Bible Thumper said:
So you're saying that at 0.99c (relative to Earth) there will be situations when objects in relative motion to me can appear going only 0.1c? Since it's a well-known fact that Maxwell's constancy of the velocity of light law is maintained for any frame of reference that's going that speed
Any frame of reference that's going what speed? Again, there is no valid inertial frame that's moving at exactly light speed, but it's true that the speed of light is always measured to be c in the frame of any observer that's moving at any speed less than c.
Bible Thumper said:
then what you're saying is that:
- At 0.999c relative to Earth, there can be some objects that, relative to me, appear to go 0.1c.
Sure. Using the
formula for the addition of relativistic velocities, if you are moving at 0.999c
away from the Earth as measured in the Earth's frame, and you measure an object moving at 0.1c
away from the Earth in your frame, in the Earth's frame of reference the object will be moving at (0.999c + 0.1c)/(1 + 0.999*0.1) = 1.099c/1.0999 = 0.999181744c, slightly faster than you. On the other hand, if you are moving away from the Earth but the object is moving
towards the Earth at 0.1c in your frame, then in the Earth's frame the object will be moving away from Earth at (0.999c - 0.1c)/(1 - 0.999*0.1) = 0.899c/0.9001 = 0.998777914c, slightly slower than you.
Bible Thumper said:
2. Once my speed goes from 0.999c to 1.0c (relative to Earth or any reference, for that matter), that object that was going 0.1c relative to me now takes an awesome jump in velocity to 1.0c?
No, it's impossible for you to move from 0.999c to 1.0c, and even if you could do that, you would no longer have your own inertial rest frame at 1.0c so it would be meaningless to ask how fast any object is moving "relative to you" (since that phrase is normally used as shorthand for 'how fast the object is moving in your rest frame').
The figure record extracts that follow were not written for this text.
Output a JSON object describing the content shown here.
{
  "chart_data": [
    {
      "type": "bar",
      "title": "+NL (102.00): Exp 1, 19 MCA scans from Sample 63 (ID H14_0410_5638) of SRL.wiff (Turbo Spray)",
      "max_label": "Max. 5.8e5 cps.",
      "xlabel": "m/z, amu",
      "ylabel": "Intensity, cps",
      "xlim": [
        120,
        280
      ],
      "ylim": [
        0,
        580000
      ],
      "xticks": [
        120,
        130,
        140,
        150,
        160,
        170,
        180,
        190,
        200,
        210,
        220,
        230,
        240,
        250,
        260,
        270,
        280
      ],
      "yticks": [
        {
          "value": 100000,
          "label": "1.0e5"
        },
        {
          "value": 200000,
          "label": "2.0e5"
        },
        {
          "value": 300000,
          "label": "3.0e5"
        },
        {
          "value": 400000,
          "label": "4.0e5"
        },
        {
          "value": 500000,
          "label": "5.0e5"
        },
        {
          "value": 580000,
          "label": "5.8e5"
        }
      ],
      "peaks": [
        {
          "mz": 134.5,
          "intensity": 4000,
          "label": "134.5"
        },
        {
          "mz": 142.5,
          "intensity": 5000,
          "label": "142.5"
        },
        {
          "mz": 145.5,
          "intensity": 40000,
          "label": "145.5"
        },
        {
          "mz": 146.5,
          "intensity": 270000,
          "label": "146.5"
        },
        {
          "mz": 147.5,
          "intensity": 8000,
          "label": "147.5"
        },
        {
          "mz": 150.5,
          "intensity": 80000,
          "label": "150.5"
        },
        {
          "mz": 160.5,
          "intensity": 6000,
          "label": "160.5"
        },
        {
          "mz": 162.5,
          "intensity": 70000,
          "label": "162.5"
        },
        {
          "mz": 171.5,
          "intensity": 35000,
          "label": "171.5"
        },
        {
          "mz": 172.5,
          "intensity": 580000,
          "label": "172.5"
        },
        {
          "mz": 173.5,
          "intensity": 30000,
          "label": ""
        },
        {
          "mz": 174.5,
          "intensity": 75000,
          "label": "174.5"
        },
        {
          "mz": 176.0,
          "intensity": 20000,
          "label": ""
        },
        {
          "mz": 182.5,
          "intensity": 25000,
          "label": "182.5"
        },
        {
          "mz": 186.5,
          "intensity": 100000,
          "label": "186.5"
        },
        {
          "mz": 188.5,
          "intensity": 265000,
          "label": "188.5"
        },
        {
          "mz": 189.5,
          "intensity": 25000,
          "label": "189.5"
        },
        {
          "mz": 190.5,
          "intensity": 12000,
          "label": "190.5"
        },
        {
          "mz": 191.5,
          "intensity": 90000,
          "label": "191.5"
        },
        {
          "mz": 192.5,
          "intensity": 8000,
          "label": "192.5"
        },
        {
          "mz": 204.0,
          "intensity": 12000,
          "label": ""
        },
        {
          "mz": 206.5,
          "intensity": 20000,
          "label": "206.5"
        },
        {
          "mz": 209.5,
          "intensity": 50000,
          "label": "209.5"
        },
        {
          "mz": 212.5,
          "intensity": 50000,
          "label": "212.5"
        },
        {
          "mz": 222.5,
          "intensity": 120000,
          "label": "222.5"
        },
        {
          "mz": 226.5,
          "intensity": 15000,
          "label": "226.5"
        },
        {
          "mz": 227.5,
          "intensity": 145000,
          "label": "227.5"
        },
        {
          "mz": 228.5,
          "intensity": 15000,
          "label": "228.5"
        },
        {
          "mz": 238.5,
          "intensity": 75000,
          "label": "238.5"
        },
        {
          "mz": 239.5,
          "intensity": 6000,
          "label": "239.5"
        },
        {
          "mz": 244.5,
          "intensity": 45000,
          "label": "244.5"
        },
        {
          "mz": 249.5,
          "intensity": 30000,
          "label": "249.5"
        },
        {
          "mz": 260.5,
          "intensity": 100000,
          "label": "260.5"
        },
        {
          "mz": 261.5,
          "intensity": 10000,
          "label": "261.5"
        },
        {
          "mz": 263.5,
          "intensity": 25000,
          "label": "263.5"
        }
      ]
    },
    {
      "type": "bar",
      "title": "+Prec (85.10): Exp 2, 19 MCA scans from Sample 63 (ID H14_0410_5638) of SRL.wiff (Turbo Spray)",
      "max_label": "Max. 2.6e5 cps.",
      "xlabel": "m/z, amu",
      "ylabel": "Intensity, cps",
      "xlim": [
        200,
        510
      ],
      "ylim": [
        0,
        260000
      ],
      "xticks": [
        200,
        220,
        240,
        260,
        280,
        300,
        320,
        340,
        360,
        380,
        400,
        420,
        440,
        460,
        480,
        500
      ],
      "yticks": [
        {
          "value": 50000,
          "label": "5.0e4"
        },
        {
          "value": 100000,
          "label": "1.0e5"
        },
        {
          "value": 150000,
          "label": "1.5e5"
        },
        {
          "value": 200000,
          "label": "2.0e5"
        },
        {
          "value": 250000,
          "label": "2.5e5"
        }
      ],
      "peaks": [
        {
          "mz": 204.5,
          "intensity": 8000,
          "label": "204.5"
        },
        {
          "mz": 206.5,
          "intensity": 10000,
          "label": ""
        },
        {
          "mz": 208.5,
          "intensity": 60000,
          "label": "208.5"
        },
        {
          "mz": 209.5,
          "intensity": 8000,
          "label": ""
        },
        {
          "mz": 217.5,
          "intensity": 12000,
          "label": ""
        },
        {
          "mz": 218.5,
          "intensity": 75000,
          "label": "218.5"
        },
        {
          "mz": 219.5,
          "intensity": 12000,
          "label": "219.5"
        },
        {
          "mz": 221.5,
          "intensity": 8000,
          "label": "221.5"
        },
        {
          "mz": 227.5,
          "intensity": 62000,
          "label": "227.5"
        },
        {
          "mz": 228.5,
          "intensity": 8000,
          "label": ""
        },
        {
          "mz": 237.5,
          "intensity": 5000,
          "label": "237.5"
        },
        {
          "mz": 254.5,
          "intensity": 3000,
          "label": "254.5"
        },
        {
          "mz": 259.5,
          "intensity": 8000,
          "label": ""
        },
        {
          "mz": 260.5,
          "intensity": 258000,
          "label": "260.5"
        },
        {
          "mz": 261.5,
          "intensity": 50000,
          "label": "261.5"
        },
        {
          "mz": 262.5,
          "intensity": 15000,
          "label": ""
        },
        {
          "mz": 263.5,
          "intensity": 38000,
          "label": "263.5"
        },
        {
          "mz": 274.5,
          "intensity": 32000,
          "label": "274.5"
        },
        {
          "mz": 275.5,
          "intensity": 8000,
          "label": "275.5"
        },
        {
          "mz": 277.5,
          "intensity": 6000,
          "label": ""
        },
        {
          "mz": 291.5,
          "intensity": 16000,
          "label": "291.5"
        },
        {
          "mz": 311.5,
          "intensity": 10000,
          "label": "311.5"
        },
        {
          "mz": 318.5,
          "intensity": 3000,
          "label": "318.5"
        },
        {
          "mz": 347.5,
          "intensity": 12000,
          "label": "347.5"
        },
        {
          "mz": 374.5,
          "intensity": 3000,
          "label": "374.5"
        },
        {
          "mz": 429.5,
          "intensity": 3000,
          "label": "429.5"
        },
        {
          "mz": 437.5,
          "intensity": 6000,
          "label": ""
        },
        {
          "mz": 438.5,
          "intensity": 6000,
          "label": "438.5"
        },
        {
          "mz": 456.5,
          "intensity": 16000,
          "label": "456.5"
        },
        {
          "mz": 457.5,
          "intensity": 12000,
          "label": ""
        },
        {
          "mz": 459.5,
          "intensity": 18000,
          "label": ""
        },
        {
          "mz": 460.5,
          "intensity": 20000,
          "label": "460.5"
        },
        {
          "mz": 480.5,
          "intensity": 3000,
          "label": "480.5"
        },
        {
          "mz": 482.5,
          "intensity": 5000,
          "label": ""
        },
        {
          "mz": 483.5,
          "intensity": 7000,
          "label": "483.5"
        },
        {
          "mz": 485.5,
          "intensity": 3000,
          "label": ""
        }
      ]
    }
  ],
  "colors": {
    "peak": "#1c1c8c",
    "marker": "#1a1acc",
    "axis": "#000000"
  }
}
But if you like we can look at that object that was moving at 0.1c towards the Earth in your frame when you were moving at 0.999c in the Earth's frame, and ask how fast it will be moving in your frame if you jump up to moving at 0.999999999c in the Earth's frame. I showed above that the object would be moving at 0.998777914c in the Earth's frame, and after your change in speed the Earth will be moving at 0.999999999c in your frame, so we can apply the velocity addition formula again to conclude the object will now be moving at (0.999999999c - 0.998777914c)/(1 - 0.999999999c*0.998777914) = 0.001222085c/0.001222087 = 0.999998c, very close to light speed.
Bible Thumper said:
Is this correct? I can't see how something can appear to go from 0.1c relative to me to 1.0c relative to me just because I made an incremental increase in my velocity, to 1.0c.
The incremental increase in your velocity from 0.999c to 0.999999999c in my example is accompanied by very large changes in the time dilation factor on your clocks and the Lorentz contraction factor on your ruler, as measured in the Earth frame (the clocks are slowed down by, and the rulers shrunk by, a factor of \sqrt{1 - v^2/c^2}). And each observer measures the "speed" of any object in their own rest frame using rulers and clocks at rest in their frame, in order to calculated (change in position)/(change in time) for two points on the object's path.